Failure to Assert Lack of Probable Cause
Appellant also maintains that counsel’s performance was deficient because he failed to seek
suppression or exclusion of the written statement on the ground that the police officers lacked
probable cause to arrest Appellant for resisting arrest. Although Detective Zimmerly initially stated
at the suppression hearing that Appellant was arrested for either resisting arrest or interference with
public duties, he clarified at trial that Appellant was arrested for interference with public duties. He
also testified at both the suppression hearing and at trial that Appellant was arrested for outstanding
traffic warrants. Given that Appellant was not arrested for resisting arrest, an argument that the
4
An amended motion for new trial is due to be filed within 30 days after the date when the trial court imposes
sentence in open court but before the court overrules any preceding motion for new trial. T EX .R.A PP .P. 21.4(b).
police lacked probable cause to arrest Appellant for that offense could not have resulted in
suppression of the written statement.
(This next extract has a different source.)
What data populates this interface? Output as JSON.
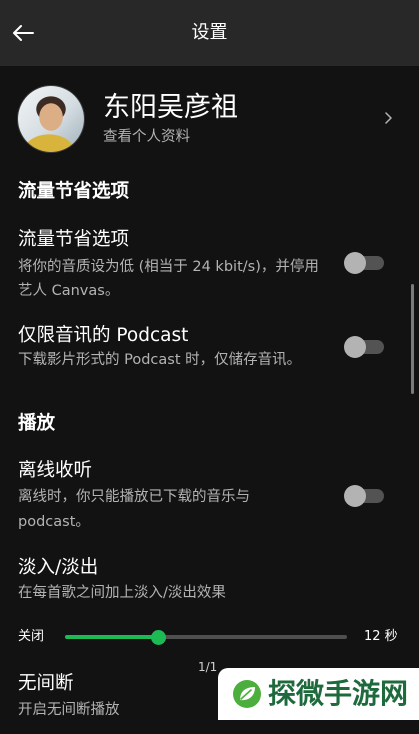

Even if the police had also arrested Appellant for resisting
arrest and assuming the police lacked probable cause for such an arrest, other valid grounds existed
for the arrest. Appellant has not established that the arrest based on the outstanding traffic warrants
was invalid or that the police lacked probable cause to arrest Appellant for interference with public
duties. Therefore, Appellant has not shown that a motion to suppress should have been granted
because the police lacked probable to arrest Appellant for resisting arrest.
Reason for the Arrest
Finally, Appellant argues that the record does not reflect why Appellant was arrested. He
does not clearly tie this argument to an allegation of ineffective assistance of counsel but we construe
his argument as faulting counsel for not attempting to suppress the written statement on this ground.
As we have already discussed, the record shows Appellant was arrested for interference with public
duties and based on outstanding traffic warrants. The interference with public duties charge was
based on Appellant’s refusal to obey the officer’s commands to not approach the child victim at the
scene. There is nothing in the record to indicate that Appellant’s arrest for interference with public
duties or his arrest based on the outstanding warrants was invalid. Appellant’s argument is therefore
without merit. Because Appellant has failed to carry his burden of establishing ineffective assistance
of counsel, we overrule Issue Two and affirm the judgment of the trial court.
June 26, 2008
ANN CRAWFORD McCLURE, Justice
Before Chew, C.J., McClure, and Carr, JJ.